Decreased efficiency
The effectiveness of COCs can be reduced by missing tablets, vomiting and diarrhea, or as a result of drug interactions.
Effects on the menstrual cycle
Against the background of the use of COC may be observed irregular (acyclic) bleeding ("smearing" bleeding or "breakthrough" bleeding), especially during the first months of use. Therefore, any irregular bleeding should be assessed only after an adaptation period of approximately 3 cycles.
If irregular bleeding recurs or develops after previous regular cycles, a thorough examination should be conducted to exclude malignant neoplasms or pregnancy.
Some women during the break in taking pills may not develop a bleeding "cancellation". If the COC was administered in accordance with the directions, pregnancy is unlikely. Nevertheless, if before the reception of the COC was performed irregularly, or if there are no consecutive two bleeding "cancellations", then before continuing with the drug should be excluded pregnancy.
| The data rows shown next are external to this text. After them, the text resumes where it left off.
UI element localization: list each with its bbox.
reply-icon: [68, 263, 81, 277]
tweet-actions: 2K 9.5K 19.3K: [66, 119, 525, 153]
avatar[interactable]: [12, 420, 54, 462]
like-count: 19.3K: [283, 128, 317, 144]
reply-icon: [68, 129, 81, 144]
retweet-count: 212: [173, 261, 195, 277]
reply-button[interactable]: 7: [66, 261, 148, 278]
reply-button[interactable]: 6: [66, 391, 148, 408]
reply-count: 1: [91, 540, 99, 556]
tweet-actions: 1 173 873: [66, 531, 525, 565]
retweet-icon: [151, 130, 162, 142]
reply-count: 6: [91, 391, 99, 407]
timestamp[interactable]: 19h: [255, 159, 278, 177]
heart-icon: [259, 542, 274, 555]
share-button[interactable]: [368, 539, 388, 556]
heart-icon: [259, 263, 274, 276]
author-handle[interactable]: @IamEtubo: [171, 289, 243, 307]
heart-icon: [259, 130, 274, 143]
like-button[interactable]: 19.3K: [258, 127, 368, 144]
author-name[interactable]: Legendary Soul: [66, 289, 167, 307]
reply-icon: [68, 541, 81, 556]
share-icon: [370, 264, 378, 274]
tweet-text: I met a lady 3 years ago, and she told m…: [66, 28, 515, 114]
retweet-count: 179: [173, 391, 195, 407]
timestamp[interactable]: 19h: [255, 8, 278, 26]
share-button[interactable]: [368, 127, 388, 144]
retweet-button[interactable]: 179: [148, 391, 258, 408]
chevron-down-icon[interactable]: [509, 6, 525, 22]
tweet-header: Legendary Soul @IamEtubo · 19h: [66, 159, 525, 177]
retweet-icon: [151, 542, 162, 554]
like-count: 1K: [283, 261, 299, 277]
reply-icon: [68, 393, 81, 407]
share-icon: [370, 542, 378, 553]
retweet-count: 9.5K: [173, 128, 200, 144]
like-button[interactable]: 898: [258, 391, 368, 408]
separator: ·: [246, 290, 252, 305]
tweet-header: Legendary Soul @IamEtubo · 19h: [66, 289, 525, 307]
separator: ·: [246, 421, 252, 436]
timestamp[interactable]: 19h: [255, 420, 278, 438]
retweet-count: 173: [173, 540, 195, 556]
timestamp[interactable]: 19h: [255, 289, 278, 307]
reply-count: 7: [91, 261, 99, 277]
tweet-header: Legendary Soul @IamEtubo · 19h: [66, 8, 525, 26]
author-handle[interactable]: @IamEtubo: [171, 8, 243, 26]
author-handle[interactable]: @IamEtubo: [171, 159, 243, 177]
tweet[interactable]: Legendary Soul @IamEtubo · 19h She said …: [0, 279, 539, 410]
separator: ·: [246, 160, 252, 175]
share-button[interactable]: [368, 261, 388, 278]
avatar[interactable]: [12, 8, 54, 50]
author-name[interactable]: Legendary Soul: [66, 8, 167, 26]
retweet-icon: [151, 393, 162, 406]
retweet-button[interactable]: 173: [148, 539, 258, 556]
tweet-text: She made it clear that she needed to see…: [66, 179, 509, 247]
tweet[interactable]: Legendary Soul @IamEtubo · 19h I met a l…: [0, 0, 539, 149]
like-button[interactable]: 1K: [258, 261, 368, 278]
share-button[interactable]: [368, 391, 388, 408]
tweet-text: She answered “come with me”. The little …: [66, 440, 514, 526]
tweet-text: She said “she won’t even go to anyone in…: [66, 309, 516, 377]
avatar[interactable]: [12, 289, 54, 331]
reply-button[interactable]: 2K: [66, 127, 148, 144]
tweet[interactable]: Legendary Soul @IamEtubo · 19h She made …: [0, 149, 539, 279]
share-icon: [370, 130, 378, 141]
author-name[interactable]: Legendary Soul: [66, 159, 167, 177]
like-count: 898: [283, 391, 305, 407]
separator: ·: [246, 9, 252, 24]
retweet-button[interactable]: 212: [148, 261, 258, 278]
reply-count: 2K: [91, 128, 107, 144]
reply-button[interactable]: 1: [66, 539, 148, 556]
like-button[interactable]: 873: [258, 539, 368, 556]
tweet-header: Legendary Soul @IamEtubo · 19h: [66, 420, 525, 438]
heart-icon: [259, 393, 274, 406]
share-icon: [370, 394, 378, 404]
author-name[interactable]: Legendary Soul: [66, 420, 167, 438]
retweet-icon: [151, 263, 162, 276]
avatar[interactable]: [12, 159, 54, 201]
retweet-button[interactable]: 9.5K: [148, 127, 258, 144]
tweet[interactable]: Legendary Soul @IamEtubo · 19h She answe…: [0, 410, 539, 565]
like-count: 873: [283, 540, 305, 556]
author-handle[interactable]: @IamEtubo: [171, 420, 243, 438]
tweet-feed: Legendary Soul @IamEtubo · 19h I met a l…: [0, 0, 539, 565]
Impact on laboratory test scores
Admission COC can affect the results of some laboratory tests, including indicators of liver function, kidney function, thyroid gland, adrenal gland, transport protein concentration in blood plasma, carbohydrate metabolism, coagulation and fibrinolysis parameters. Changes usually do not go beyond the limits of normal values. Drospirenone increases the concentration of renin and aldosterone in the blood plasma, which is due to its antimineralocorticoid effect.